Tensions arose among Ariana, Guirand and Udovic over their vision for the music. When they bickered, Ariana felt she was letting down both her friends and her family. She wondered if she had set her expectations too high.

The problems "stripped my heart down," she said. "But I had to ask myself, 'How badly do you want this? This is more important than fear.' "

After two weeks, Ariana and her friends returned to Los Angeles with a laptop full of unmixed sound files. Guirand and Udovic stopped playing with her; the recording had emotionally exhausted them. With no band and no record label, Ariana didn't know what to do next.

Surrounded by her rabab rabab and tapestries and photos from previous Afghan trips, Ariana listened to the Kabul session files. The music seemed broken. The songs dominated by Eastern instruments didn't cohere with her California folk songs. She heard the friction of her own identity in the music.

When she shared her difficulties with the Lynches, David took her to his Hollywood Hills studio to re-imagine the music. His film soundtracks often showcase a spectral female voice, and he had grown interested in producing an album of similar material.

Lynch refined each of the Kabul tracks to make it sound pristine, then added rich reverbs and echoes and new string arrangements by L.A. composer Miguel Atwood-Ferguson that charged the Afghan sounds and Ariana's folk tunes with haunting, incantatory feelings.

"Every artist has a family history, but hers is so timely," Lynch said. "Her music paints a very different and more beautiful picture of Afghanistan than what you usually hear about that country."

"Lion of Panjshir," released in October on Lynch's label, David Lynch MC, confronts the idea of Afghanistan as a violent, unknowable land. The album uses hypnotic Eastern instruments to explore classic folk themes. In the ustads' accompaniment, flurries of melody ride a single bass note to create a trance-like sound similar to that of Indian raga music. When those sounds are paired with Ariana's clear alto and strong acoustic guitar strums, the songs become intimate and accessible.

Her lyrics similarly live in both worlds. In "San Francisco," she's the insouciant Californian: "Tried some dresses on in upper Haight, and those skirts fell above my knees. They made me want to . . . say, 'Ooh, come my way.' "

In "Be Gone Taliban," she finds the kiss-off spirit of punk in images of her ancient country: "My name's the land, it's older than you," she sings over a spooky tabla arrangement. "What you don't know is this land is older than the snow."

The album's title is the nom de guerre of mujahedin leader Ahmad Shah Massoud. Massoud left an upper-class life to fight the Soviets and later Osama bin Laden, who is suspected of orchestrating his assassination in 2001.

Many Afghans revere Massoud for fighting imperialists and religious zealots alike. Ariana saw him as an artistic role model as well, someone who recognized how a shared culture could hold a people together in the face of war.

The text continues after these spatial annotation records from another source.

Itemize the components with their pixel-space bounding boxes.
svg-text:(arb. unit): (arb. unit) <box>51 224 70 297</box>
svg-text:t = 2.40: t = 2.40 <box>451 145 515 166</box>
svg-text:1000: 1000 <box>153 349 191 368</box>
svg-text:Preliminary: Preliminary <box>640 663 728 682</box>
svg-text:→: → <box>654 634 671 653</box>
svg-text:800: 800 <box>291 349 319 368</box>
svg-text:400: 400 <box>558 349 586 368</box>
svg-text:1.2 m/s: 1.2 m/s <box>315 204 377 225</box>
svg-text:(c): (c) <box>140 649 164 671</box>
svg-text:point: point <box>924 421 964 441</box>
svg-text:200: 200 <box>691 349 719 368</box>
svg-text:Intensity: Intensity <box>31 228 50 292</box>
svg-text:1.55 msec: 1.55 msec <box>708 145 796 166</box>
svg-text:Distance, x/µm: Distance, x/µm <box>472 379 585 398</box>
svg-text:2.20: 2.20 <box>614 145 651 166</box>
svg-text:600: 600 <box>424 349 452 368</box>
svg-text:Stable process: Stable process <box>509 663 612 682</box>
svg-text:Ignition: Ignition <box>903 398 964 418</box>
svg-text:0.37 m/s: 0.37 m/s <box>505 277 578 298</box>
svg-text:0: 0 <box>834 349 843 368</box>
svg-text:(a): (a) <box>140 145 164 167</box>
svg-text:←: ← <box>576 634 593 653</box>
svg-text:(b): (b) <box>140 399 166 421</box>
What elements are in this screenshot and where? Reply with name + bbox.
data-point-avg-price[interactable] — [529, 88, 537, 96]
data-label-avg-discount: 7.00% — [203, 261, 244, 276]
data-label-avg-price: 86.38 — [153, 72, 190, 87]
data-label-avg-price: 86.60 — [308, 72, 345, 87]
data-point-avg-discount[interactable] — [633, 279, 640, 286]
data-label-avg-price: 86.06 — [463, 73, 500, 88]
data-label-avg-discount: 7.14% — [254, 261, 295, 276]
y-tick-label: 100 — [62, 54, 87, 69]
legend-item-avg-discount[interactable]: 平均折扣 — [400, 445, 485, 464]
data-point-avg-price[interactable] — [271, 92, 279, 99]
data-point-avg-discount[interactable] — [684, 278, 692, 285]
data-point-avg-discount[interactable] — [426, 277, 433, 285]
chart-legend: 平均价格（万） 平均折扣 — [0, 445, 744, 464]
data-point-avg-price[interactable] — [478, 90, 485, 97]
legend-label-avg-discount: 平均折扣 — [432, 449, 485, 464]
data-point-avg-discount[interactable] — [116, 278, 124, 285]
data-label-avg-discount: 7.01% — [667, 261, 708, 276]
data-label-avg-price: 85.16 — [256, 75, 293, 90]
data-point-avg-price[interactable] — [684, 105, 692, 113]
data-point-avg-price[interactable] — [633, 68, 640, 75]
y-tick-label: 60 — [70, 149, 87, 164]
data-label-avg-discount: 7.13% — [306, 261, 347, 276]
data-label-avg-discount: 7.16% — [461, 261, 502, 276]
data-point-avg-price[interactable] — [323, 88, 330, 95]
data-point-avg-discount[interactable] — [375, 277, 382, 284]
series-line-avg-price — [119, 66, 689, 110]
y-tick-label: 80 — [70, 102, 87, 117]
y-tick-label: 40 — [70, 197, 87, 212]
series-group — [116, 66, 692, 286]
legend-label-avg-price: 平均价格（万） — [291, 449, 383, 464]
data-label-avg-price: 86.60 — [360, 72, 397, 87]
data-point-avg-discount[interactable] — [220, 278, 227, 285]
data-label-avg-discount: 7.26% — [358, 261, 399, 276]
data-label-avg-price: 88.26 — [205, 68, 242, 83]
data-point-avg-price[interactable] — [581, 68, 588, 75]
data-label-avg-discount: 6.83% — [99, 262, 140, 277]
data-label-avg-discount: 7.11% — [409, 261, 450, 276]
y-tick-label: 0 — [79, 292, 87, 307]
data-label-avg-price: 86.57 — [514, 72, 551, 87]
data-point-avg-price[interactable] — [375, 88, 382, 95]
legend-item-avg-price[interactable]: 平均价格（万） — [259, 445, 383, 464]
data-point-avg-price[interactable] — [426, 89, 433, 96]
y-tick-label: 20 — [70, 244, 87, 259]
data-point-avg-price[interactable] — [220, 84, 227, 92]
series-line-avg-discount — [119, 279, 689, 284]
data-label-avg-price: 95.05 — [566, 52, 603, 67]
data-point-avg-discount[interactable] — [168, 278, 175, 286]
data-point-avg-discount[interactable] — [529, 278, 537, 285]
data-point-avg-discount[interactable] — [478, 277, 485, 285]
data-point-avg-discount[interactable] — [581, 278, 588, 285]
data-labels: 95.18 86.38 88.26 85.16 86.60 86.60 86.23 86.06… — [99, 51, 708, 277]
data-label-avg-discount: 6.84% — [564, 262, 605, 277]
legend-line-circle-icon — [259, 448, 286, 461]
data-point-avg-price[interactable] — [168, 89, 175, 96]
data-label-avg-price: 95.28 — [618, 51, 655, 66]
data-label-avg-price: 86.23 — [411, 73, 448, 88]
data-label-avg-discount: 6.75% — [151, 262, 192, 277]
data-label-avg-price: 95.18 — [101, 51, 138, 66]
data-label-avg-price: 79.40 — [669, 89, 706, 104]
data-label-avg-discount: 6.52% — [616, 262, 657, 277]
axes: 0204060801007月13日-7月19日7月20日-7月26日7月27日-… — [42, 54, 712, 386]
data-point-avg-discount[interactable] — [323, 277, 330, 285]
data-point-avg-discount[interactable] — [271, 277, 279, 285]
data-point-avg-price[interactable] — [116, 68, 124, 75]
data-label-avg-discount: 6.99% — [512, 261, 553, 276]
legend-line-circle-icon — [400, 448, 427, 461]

"He knew the West, and could have gone and made a life there," she said. "But he stayed and fought. Yet he always encouraged his soldiers to read poetry."

If her political songs seem naive, they nonetheless show a young American woman brimming with hope for her family's country and rage at what others have made of it.

On a bright October morning in 2009, Ariana met her parents at Casbah, a coffee shop in Silver Lake.

After Karzai's disputed reelection last year, Setara had returned to California. Noorullah, by then head of the Afghanistan Investment Support Agency and an advisor to Karzai, was in town for a brief visit.

Over tea and sandwiches, they talked about their country and shared stories of Ariana's childhood. They were proud of her debut album.

Now, Ariana is putting together a new band to go on tour and is finishing the documentary with Emily Lynch.

All her life she struggled to explain her identity and her country to Americans. As a child, she'd been mistaken for Mexican. As a young woman, she'd listened to friends talk about Afghans and terrorists as if they were the same, and after graduating from USC, she worked as an actress and often read for Central Asian roles that felt like cheap stereotypes.

Now she had something real.

In January, Ariana's phone rang again. It was her father in Kabul. He was OK, but a bomber had struck the central bank.